Agar pengunaan nya sesuai dengan kondisi yang diperlukan, maka bahan harus disambung melalui beberapa cara seperti penyambungan dengan baut atau paku keeling, sambungan yang lebih dan tahan terhadap beban-beban salah satunya dengan cara pengelasan ( Welding ), Hal yang paling memungkinkan dari akibat proses pengelasan adalah timbulnya lonjakan tegangan yang lebih besar jika dibandingkan dengan sambungan pada mur baut atau paku keling. Hal ini disebabkan karena terjadinya perubahan sifat-sifat bahan pada sambungan terutama pada daerah terpengaruh panas atau HAZ (Heat Affected Zone), karena daerah tersebut adalah daerah logam yang bersebelahan dengan daerah logam las yang selama proses mengalami siklus termal pemanasan dan pendinginan cepat. Kemungkinan yang lain adalah penurunan kekuatan mekanis pada sambungan las, yang terjadi akibat terlalu banyak atau terlalu sedikitnya unsur pada kawat pengisi (filler) sehinggga dapat mengakibatkan timbulnya keretakan.

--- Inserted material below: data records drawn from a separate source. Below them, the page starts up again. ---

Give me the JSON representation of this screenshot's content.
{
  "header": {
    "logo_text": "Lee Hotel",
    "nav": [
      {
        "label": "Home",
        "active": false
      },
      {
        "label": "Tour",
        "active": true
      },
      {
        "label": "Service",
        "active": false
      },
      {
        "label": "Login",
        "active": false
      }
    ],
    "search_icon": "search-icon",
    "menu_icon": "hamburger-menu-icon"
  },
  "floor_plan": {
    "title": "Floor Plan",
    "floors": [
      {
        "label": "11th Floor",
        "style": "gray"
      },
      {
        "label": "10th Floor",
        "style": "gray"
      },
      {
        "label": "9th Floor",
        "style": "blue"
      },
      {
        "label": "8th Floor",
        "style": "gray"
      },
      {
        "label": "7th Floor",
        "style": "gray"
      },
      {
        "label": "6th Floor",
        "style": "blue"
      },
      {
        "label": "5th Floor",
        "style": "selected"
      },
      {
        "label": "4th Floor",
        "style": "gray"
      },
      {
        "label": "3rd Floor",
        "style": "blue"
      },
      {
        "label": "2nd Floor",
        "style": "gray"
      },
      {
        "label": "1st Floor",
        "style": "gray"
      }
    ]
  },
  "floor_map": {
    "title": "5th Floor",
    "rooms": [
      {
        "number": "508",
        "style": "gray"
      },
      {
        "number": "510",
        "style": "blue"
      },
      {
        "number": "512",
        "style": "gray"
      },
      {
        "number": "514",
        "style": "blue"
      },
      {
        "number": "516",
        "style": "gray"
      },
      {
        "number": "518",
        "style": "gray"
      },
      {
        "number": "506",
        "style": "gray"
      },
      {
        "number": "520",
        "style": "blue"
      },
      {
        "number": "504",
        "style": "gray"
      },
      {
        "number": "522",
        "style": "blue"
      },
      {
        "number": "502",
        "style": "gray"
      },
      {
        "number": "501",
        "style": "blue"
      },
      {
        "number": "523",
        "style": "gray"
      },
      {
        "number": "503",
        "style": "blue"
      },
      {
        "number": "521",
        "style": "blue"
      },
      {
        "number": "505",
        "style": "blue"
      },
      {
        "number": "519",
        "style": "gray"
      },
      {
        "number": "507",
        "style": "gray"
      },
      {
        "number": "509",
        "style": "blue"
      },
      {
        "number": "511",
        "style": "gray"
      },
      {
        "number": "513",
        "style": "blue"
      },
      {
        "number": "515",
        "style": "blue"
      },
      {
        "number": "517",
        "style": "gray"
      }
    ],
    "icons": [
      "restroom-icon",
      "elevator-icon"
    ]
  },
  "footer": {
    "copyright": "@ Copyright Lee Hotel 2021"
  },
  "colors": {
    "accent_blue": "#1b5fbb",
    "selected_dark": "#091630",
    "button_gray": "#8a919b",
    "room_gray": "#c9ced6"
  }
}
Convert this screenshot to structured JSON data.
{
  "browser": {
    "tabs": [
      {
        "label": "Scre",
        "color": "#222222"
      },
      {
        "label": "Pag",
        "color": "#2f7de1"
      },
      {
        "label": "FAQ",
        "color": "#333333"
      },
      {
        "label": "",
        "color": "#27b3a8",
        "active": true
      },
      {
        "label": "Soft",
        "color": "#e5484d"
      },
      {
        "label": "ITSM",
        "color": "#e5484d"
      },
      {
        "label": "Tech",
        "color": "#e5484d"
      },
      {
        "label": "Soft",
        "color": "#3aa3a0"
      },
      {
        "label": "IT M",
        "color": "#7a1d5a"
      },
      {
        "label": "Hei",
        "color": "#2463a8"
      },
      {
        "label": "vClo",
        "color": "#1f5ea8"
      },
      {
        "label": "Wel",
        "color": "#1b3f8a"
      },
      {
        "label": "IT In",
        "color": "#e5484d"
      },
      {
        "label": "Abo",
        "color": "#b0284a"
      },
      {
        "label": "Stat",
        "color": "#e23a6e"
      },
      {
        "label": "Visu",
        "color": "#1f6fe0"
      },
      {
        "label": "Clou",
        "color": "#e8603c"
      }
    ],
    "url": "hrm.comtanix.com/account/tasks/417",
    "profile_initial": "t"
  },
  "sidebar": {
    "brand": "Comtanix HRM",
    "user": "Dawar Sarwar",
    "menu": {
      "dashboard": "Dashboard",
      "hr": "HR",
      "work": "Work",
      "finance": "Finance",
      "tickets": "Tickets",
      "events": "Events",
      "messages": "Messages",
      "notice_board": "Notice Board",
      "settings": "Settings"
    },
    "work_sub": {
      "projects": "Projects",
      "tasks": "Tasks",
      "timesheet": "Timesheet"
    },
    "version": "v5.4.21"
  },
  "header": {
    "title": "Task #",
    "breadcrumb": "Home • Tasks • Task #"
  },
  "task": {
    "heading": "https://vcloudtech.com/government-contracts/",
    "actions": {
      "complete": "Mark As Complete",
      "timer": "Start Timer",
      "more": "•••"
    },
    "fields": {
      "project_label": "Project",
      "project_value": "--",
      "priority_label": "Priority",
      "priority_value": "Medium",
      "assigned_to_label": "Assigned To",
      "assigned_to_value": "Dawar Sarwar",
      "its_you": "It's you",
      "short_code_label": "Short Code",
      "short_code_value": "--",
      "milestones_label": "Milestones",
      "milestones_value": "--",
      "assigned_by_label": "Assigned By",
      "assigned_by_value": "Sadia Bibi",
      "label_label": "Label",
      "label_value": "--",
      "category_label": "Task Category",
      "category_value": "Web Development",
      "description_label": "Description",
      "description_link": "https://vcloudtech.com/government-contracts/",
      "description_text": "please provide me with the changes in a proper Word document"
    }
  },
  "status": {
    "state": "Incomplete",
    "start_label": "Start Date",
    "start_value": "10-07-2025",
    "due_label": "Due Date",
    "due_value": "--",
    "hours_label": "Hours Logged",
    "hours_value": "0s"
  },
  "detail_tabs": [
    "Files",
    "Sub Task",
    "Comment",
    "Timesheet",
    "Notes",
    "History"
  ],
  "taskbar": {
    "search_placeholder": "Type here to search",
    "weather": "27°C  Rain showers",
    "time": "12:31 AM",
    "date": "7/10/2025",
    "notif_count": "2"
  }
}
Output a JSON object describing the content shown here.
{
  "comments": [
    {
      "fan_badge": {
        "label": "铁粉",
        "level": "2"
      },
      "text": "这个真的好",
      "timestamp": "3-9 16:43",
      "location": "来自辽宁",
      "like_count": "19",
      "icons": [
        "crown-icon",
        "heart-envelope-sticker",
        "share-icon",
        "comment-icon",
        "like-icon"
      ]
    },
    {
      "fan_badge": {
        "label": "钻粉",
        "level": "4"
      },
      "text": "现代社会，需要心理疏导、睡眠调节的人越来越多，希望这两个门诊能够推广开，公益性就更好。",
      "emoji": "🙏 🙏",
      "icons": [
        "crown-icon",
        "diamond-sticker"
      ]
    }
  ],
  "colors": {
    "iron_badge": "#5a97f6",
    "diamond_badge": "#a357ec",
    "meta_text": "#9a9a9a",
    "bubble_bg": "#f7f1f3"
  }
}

Berdasarkan uraian di atas, salah satu yang menjadi perhatian adalah pengaruh dari jenis elektroda yang digunakan dalam proses pengelasan terhadap sifat fisis dan mekanis dari logam yang dilas. Untuk mengetahuinya, maka dilakukan pengujian sifat fisis dan mekanis, yang dalam hal ini dilakukan pada logam baja karbon dari hasil pengelasan dengan dua jenis elektroda yang berbeda. Sehingga dalam penulisan Tugas Akhir ini, penulis mengambil judul “PENGARUH JENIS ELEKTRODA PADA HASIL PENGELASAN PELAT ST 40 DENGAN KAMPUH V TUNGGAL TERHADAP STRUKTUR MIKRO DAN KEKUATAN TARIKNYA”.
1.2. Rumusan Masalah
Proses pengelasan digunakan untuk penyambungan bahan, sehingga diharapkan untuk mendapatkan hasil pengelasan yang baik dan maksimal. Pengetahuan dari jenis pengelasan, cara pengelasan, jenis sambungan dan elektroda yang digunakan akan menentukan hasil dari pengelasan, dimana hal-hal tersebut penentuannya didasarkan oleh material atau logam yang akan dilas. Berdasar uraian tersebut, yang menjadi perhatian adalah pengaruh jenis elektroda pengelasan terhadap stuktur mikro dan kekuatan tarik logam yang dilas. Selanjutnya untuk mengetahui apakah hasil dari pengelasan tersebut benar-benar baik dan maksimal sehingga dapat untuk diterapkan dalam penggunaan, maka diperlukan pengujian hasil lasan.
1.3. Batasan Masalah
Mengingat sangat kompleknya penelitian dalam pengelasan, maka penulis membatasi permasalahan agar pembahasannya dapat lebih terfokus. Adapun batasan-batasan masalahnya adalah sebagai berikut:
- Material logam yang digunakan adalah pelat baja karbon ST 40.
- Elektroda yang digunakan adalah jenis E6013 dan E7016 standar ASTM (American Society for Testing Material) yang didasarkan pada standar asosiasi las Amerika Serikat AWS (American Welding Society).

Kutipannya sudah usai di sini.